In qualche modo era sempre stato un outsider rispetto al comunismo ortodosso.
«È così. E questo venne fuori particolarmente dopo il discorso di Nikita Krusciov al XX Congresso del Pcus e l’invasione dell’Ungheria nel 1956. Dai rapporti dei sevizi segreti che lo sorvegliavano sappiamo che Eric guidò l’opposizione nel Partito comunista, chiedendo di denunciare i crimini di Stalin e una democratizzazione del partito. Ma la leadership restava stalinista».
Potremmo dire che fosse un eurocomunista «ante litteram».
«Sì, lo era già».
Ma perché allora non si dimise dal partito?
«Per una questione di identità viscerale: cercava di cambiare il partito dall’interno. Avevano anche considerato di espellerlo: in una conversazione registrata dai servizi segreti si sente che lui quasi scoppia a piangere e dice ai suoi compagni che non possono cacciarlo. La sua appartenenza al comunismo era esistenziale: ma non è detto che si conformasse alla linea ufficiale del partito. Quando assieme alla seconda moglie Marlene Schwarz viveva in Italia negli anni Sessanta, lui divenne amico di Giorgio Napolitano e altri personaggi affini, eurocomunisti che per lui andavano molto meglio degli stalinisti britannici».
Questo suo attaccamento al marxismo, durato tutta la vita, in Gran Bretagna a volte era percepito come una stranezza.

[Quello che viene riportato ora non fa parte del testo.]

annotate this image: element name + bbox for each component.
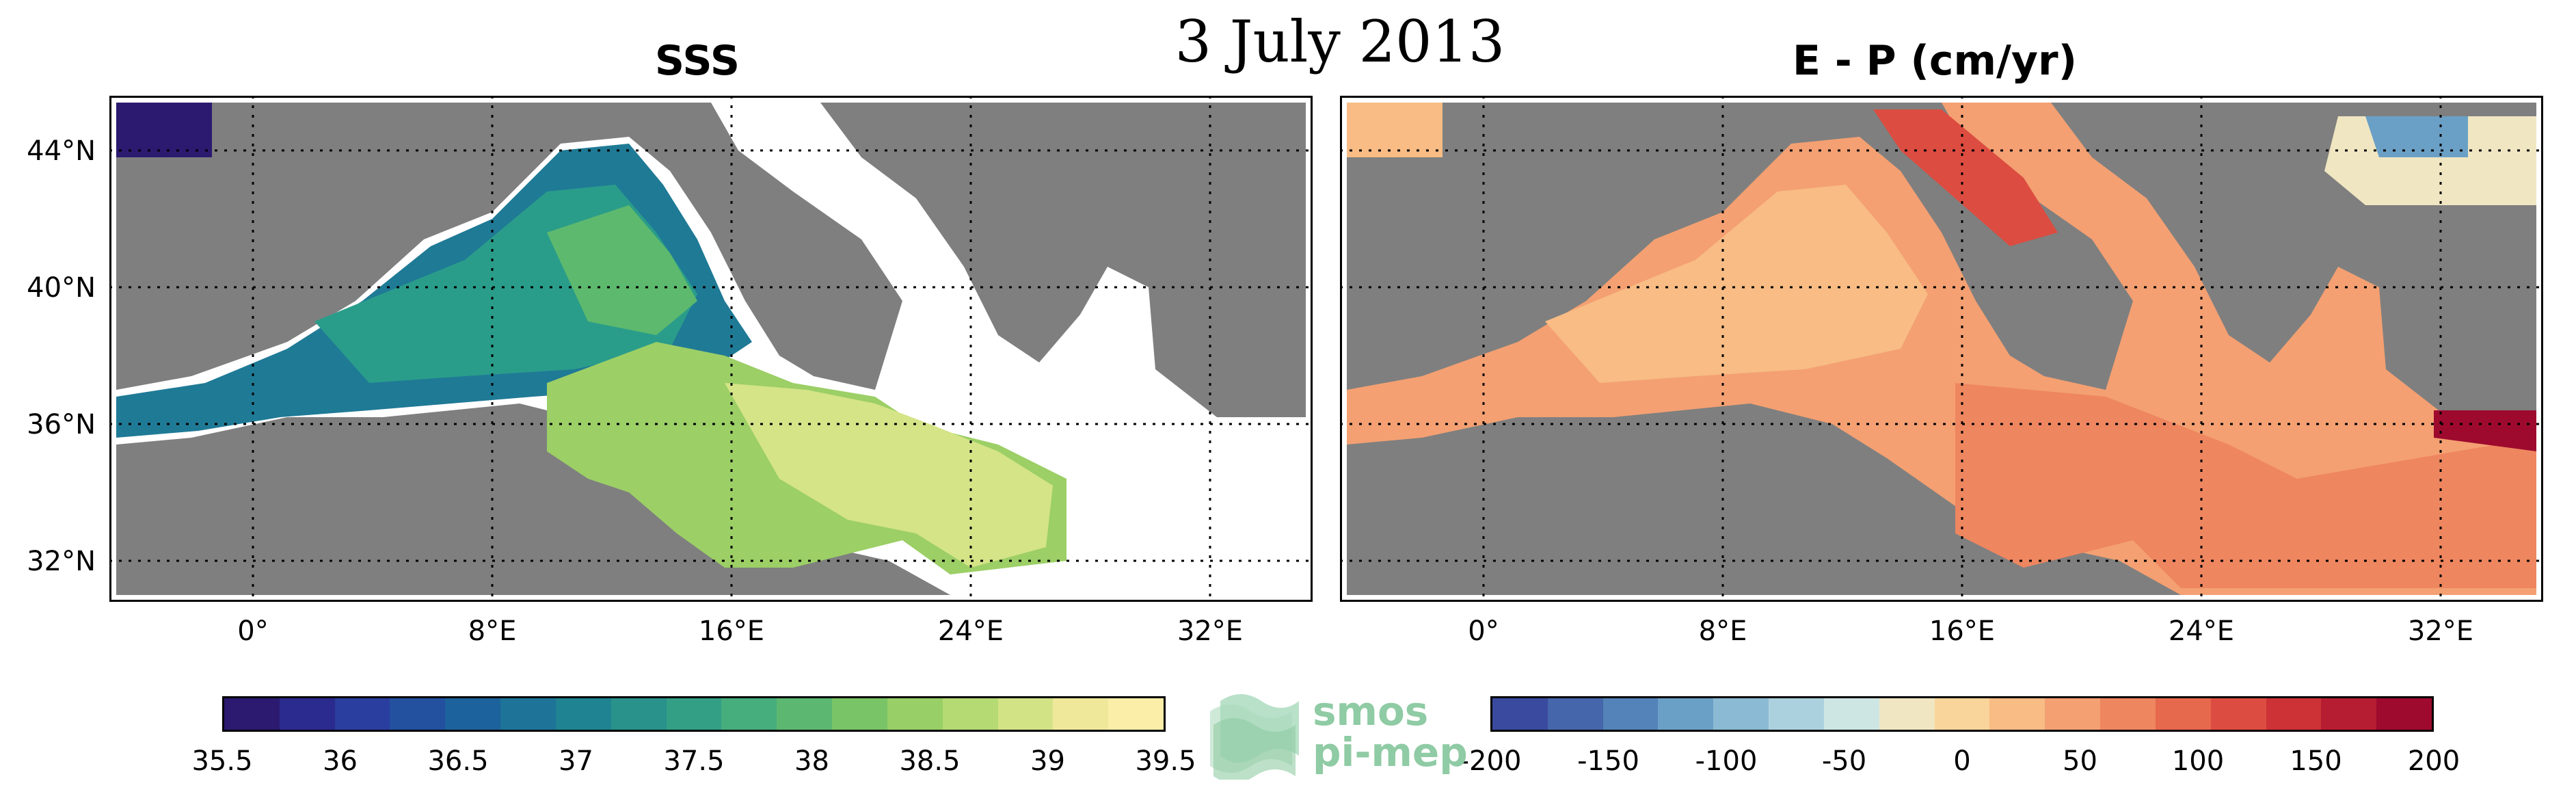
lon-label: 8°E — [1698, 616, 1747, 647]
lat-label: 32°N — [27, 546, 96, 577]
logo-line1: smos — [1313, 688, 1429, 735]
sss-colorbar-swatch — [777, 698, 833, 730]
sss-colorbar-tick: 36 — [323, 745, 358, 777]
ep-colorbar-swatch — [1658, 698, 1714, 730]
sss-black-sea-corner — [116, 103, 212, 157]
logo-waves-icon — [1210, 694, 1299, 780]
ep-adriatic — [1873, 109, 2058, 246]
sss-colorbar-swatch — [611, 698, 667, 730]
lon-label: 16°E — [1929, 616, 1996, 647]
sss-colorbar-swatch — [555, 698, 611, 730]
sss-colorbar-tick: 39.5 — [1135, 745, 1196, 777]
ep-colorbar-tick: -50 — [1821, 745, 1867, 777]
ep-colorbar-swatch — [2155, 698, 2211, 730]
ep-colorbar-swatch — [1769, 698, 1824, 730]
ep-colorbar-tick: -200 — [1459, 745, 1522, 777]
ep-colorbar-swatch — [1713, 698, 1769, 730]
ep-east-basin — [1955, 383, 2536, 588]
sss-tyrrhenian — [547, 205, 697, 335]
sss-colorbar-swatch — [224, 698, 280, 730]
sss-colorbar — [222, 696, 1166, 732]
sss-colorbar-swatch — [445, 698, 501, 730]
ep-colorbar-swatch — [1934, 698, 1990, 730]
smos-pi-mep-logo: smos pi-mep — [1203, 684, 1477, 780]
ep-colorbar-tick: -150 — [1577, 745, 1639, 777]
ep-colorbar — [1490, 696, 2434, 732]
lat-label: 40°N — [27, 272, 96, 304]
figure-title: 3 July 2013 — [1175, 8, 1505, 75]
ep-colorbar-swatch — [1492, 698, 1548, 730]
lon-label: 24°E — [2168, 616, 2235, 647]
ep-colorbar-swatch — [2376, 698, 2432, 730]
ep-panel-title: E - P (cm/yr) — [1792, 37, 2078, 85]
lon-label: 32°E — [1177, 616, 1244, 647]
ep-colorbar-tick: 50 — [2063, 745, 2097, 777]
ep-colorbar-swatch — [1547, 698, 1603, 730]
sss-colorbar-tick: 37.5 — [663, 745, 725, 777]
sss-colorbar-swatch — [279, 698, 335, 730]
lon-label: 8°E — [468, 616, 517, 647]
sss-colorbar-swatch — [721, 698, 777, 730]
sss-colorbar-swatch — [666, 698, 722, 730]
ep-colorbar-tick: 0 — [1953, 745, 1971, 777]
ep-levant-max — [2434, 410, 2536, 451]
sss-colorbar-swatch — [887, 698, 943, 730]
ep-colorbar-swatch — [1602, 698, 1659, 730]
sss-colorbar-swatch — [997, 698, 1054, 730]
lon-label: 0° — [237, 616, 269, 647]
sss-colorbar-swatch — [1053, 698, 1109, 730]
sss-colorbar-tick: 36.5 — [427, 745, 489, 777]
sss-colorbar-swatch — [390, 698, 446, 730]
lon-label: 16°E — [698, 616, 765, 647]
ep-colorbar-tick: 200 — [2407, 745, 2460, 777]
ep-colorbar-swatch — [2321, 698, 2377, 730]
ep-colorbar-swatch — [1989, 698, 2045, 730]
sss-colorbar-tick: 38 — [794, 745, 829, 777]
ep-colorbar-tick: 150 — [2290, 745, 2342, 777]
sss-colorbar-swatch — [1108, 698, 1164, 730]
lat-label: 36°N — [27, 409, 96, 440]
sss-colorbar-tick: 35.5 — [191, 745, 253, 777]
ep-black-sea-negative — [2365, 116, 2468, 157]
logo-line2: pi-mep — [1313, 729, 1468, 776]
lat-label: 44°N — [27, 135, 96, 167]
ep-colorbar-swatch — [2266, 698, 2322, 730]
sss-colorbar-tick: 37 — [559, 745, 593, 777]
sss-colorbar-swatch — [832, 698, 887, 730]
ep-colorbar-swatch — [1879, 698, 1935, 730]
ep-colorbar-tick: -100 — [1695, 745, 1758, 777]
ep-colorbar-swatch — [2210, 698, 2266, 730]
map-gridlines — [109, 96, 1313, 602]
sss-panel-title: SSS — [654, 37, 740, 85]
sss-map — [109, 96, 1313, 602]
ep-colorbar-tick: 100 — [2171, 745, 2225, 777]
ep-colorbar-swatch — [2100, 698, 2156, 730]
sss-colorbar-swatch — [500, 698, 556, 730]
sss-colorbar-swatch — [334, 698, 390, 730]
lon-label: 0° — [1468, 616, 1499, 647]
ep-west-interior — [1545, 185, 1928, 383]
sss-colorbar-swatch — [942, 698, 998, 730]
sss-levantine — [725, 383, 1053, 568]
sss-colorbar-tick: 38.5 — [899, 745, 961, 777]
sss-colorbar-tick: 39 — [1030, 745, 1065, 777]
lon-label: 24°E — [937, 616, 1004, 647]
ep-black-sea-corner — [1347, 103, 1443, 157]
ep-map — [1340, 96, 2543, 602]
lon-label: 32°E — [2407, 616, 2474, 647]
ep-colorbar-swatch — [2045, 698, 2101, 730]
map-gridlines — [1340, 96, 2543, 602]
ep-colorbar-swatch — [1823, 698, 1879, 730]
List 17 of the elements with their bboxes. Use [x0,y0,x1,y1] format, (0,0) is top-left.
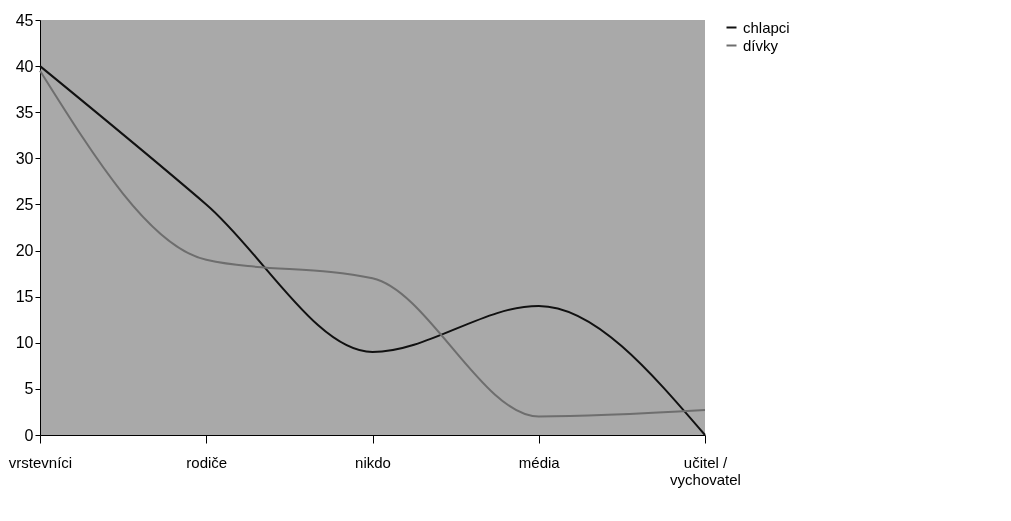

Ma adesso proprio nel mondo anglosassone assistiamo al sorgere di quello che l’«Economist» ha definito il «millennial socialism», il ritorno del s oci a l i s mo f r a i gi ovani. Che Hobsbawm avesse ragione?
«Lui verso la fine della sua vita pubblicò saggi sul comunismo e sul marxismo: e pensava che la crisi finanziaria del 2008 avesse vendicato il marxismo. Però non so quanto i giovani che ingrossano le file del Labour oggi siano marxisti».
Ma abbiamo visto che anche lui era un marxista eccentrico: forse oggi sarebbe di ispirazione a quei giovani.
«Certo, e lo è già stato alla fine della sua vita. Le politiche del Labour di Jeremy Corbyn devono molto più alla tradizione socialista di quanto non fosse ai tempi di Tony Blair. Non solo come storico, ma anche politicamente Hobsbawm è stato preveggente. Ed è straordinario che i suoi libri siano così letti e ripubblicati».
Che cosa avrebbe detto della Gran Bretagna di oggi?
«Avrebbe odiato la Brexit: perché ha criticato per tutta la vita il nazionalismo e quel che c’è dietro».
Magari avrebbe fatto campagna.
«Sarebbe andato alle marce contro la Brexit. Ma sarebbe stato anche preoccupato dall’antisemitismo che affiora in certe parti della sinistra. Il nazionalismo era il suo cruccio, è sempre stato allergico a esso. Era un internazionalista nato».